How Much Code Debugging Is The Tester's Responsibility?

I came across this article earlier today.

It did kind of make me think- each organisation has a different level of engagement for testers, but I’ve never heard of testers fixing bugs, unless it happens to be as part of a dev/tester pair.

Our company is currently moving towards testers being involved in the writing of test code as part of TDD, away from the pure “find a bug and pass it back to the developers to establish the details and fix the bug”, or the “find a bug, establish all the details and pass it to the developers to fix it” way we used to work. I’m familiar with the concept of test and throw it back at the developers, as well as test, find the location of the bug with as much detail as possible and get the developer to fix it, but definitely not the find it, fix it yourself approach. Is there anyone here who has been exposed to this? What are your thoughts?

I have personally operated this way and it led me to moving into development for a bit. Depending on how complex the product is a technological QA could very well debug and fix issues. The only problem I can see is that this can be time consuming and sometimes its better to let the experts investigate and fix the issues if there is other pressing testing to be done. My main concern is that a tester should not be the one to sign off on their own code fix.

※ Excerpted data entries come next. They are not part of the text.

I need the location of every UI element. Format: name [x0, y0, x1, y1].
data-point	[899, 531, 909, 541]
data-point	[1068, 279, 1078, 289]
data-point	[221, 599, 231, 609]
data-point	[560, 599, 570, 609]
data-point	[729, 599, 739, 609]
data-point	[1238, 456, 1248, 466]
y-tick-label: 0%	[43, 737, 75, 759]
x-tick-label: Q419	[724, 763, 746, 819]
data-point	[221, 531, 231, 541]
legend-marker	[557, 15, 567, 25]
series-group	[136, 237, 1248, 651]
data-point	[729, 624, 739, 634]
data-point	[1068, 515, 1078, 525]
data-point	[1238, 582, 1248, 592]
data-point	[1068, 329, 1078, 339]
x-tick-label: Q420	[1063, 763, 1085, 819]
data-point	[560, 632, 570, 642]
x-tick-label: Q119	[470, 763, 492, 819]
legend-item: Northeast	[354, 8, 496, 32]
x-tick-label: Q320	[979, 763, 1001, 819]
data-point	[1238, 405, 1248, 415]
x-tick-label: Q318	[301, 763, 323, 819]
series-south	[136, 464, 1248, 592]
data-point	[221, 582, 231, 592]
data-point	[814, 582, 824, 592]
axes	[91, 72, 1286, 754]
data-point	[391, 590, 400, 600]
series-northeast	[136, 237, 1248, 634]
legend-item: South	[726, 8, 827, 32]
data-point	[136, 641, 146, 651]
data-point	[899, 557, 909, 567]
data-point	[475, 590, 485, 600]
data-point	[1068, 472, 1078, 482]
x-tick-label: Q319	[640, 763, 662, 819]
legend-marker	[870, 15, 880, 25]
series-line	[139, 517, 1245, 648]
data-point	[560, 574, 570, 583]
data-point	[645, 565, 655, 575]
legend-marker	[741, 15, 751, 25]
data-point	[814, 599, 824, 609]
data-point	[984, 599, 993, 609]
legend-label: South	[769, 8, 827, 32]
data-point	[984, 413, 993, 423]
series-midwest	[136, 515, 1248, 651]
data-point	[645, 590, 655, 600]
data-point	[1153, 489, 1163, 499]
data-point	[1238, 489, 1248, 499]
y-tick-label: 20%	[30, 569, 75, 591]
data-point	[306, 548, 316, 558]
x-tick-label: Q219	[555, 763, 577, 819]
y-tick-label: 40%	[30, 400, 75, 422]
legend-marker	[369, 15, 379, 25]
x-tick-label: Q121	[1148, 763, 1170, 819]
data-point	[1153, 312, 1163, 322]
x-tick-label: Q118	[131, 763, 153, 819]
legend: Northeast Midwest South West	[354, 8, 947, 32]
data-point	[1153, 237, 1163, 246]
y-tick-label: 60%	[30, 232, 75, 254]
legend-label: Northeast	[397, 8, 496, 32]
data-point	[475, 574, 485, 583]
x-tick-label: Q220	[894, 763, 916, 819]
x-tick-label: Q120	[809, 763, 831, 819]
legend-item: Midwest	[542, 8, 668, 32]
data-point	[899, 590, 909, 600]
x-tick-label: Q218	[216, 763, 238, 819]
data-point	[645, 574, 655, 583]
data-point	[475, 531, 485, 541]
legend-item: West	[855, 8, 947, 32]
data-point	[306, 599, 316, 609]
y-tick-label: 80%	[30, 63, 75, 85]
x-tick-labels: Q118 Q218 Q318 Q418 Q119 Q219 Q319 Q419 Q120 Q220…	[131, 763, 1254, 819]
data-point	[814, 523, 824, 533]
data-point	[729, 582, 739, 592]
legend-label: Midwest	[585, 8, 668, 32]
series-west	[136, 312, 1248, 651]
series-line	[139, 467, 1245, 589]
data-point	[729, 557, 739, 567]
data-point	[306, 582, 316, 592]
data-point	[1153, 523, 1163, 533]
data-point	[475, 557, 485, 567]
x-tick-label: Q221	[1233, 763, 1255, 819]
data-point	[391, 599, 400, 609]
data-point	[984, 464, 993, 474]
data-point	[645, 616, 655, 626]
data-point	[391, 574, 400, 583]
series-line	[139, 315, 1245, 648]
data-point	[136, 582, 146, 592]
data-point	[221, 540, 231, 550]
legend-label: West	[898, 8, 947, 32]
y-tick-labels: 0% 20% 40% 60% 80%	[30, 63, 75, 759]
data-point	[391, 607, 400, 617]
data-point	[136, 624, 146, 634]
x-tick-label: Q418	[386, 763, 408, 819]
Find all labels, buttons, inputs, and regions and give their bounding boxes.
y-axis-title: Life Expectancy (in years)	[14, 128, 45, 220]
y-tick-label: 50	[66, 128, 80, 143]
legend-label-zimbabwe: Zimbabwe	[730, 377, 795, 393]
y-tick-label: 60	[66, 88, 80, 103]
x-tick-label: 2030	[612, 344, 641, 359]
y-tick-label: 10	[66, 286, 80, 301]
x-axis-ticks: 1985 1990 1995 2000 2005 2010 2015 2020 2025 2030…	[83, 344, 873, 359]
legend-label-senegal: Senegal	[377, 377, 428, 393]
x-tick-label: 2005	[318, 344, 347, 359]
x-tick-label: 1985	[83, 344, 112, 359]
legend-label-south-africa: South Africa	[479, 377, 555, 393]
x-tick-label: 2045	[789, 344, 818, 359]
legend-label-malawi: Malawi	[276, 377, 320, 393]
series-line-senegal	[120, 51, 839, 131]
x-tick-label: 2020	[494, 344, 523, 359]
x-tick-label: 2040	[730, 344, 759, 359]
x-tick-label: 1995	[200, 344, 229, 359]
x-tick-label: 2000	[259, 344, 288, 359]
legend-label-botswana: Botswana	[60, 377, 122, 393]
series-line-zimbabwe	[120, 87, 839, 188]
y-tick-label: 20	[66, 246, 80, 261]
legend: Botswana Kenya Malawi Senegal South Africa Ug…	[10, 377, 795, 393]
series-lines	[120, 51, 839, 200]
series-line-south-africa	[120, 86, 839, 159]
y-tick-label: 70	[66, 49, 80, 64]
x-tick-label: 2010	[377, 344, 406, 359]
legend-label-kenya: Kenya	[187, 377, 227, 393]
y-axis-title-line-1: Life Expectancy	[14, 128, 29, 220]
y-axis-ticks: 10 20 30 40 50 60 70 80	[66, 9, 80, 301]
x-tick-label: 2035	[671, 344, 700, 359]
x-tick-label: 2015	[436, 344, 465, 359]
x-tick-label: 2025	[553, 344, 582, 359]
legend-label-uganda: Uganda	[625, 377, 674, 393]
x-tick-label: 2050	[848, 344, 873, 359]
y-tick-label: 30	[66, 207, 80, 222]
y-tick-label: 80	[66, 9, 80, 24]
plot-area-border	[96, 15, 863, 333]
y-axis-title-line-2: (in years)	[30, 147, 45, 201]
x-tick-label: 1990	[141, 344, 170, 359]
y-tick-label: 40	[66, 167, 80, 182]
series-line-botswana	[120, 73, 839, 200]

I’ve never worked in an organization which would expect or require testers to fix the bugs. But it is often expected to determine the exact test case when the error occurs. I consider this debugging too, just not on the code itself. If only one of several very similar cases fail, then there is a chance that the line of code containing a bug can be found within seconds.
I was also never obligated to attach a log to a bug report (not even be able to read the logs), but I often do it because I got a positive feedback from the programmers about that, as that saves their debugging time.

Perfect article, thanks for sharing!